Margaret Scott

Jeremy Lin und die politische Ökonomie von Superstars

CAMBRIDGE: Im Mittelpunkt des Nachrichtengeschehens um Cambridge stand in den letzten Wochen Jeremy Lin, ein BWL-Absolvent aus Harvard, der die National Basketball Association schockierte, indem er praktisch „aus dem Nichts“ zu einem echten Star wurde und die bisher erfolglosen New York Knicks zu einer nicht zu erwartenden Siegesserie führte.

Lins Erfolg ist eine tolle Sache, u.a. deshalb, weil er so viele kulturelle Vorurteile über asiatisch-amerikanische Sportler widerlegt. Jene entgeisterten Experten, die Lin übersehen hatten, geben jetzt Dinge von sich wie: „Er hat einfach nicht danach ausgesehen.“ Lins offensichtliche Integrität und Liebenswürdigkeit haben ihm zudem Fans außerhalb des Sports verschafft. Die ganze Welt hat aufgemerkt, und Lin hat es in zwei aufeinander folgenden Ausgaben auf die Titelseite von Sports Illustrated geschafft. Die NBA, die seit einiger Zeit versucht, sich in China als Marke zu etablieren und das Interesse der Chinesen zu wecken, ist begeistert.

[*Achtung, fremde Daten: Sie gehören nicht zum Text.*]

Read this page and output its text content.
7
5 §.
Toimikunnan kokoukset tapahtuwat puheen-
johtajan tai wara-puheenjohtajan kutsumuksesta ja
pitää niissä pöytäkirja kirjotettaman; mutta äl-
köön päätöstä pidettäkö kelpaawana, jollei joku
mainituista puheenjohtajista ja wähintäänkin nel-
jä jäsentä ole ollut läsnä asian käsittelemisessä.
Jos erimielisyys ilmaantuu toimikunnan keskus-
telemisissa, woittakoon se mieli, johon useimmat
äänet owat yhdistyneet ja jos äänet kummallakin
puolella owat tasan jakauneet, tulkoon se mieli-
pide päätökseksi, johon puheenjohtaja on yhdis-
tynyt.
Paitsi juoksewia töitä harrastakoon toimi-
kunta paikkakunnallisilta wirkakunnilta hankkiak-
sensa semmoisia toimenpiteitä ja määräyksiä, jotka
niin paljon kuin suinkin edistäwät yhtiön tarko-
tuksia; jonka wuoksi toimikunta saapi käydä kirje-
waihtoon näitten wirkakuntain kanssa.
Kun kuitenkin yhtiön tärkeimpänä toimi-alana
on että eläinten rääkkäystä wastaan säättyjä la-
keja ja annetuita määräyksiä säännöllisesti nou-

Ich muss zugeben, ich bin selbst ein Riesenfan von Lin. Und mein inzwischen pubertierender Sohn schwärmt von Lins Fertigkeiten und Arbeitsethik, seit dieser im Team von Harvard groß herauskam. Doch als Ökonom, der die brodelnde öffentliche Wut über die 1% oder über Menschen mit außergewöhnlich hohem Einkommen betrachtet, fällt mir zugleich eine andere, häufig übersehene Facette dieser Geschichte auf.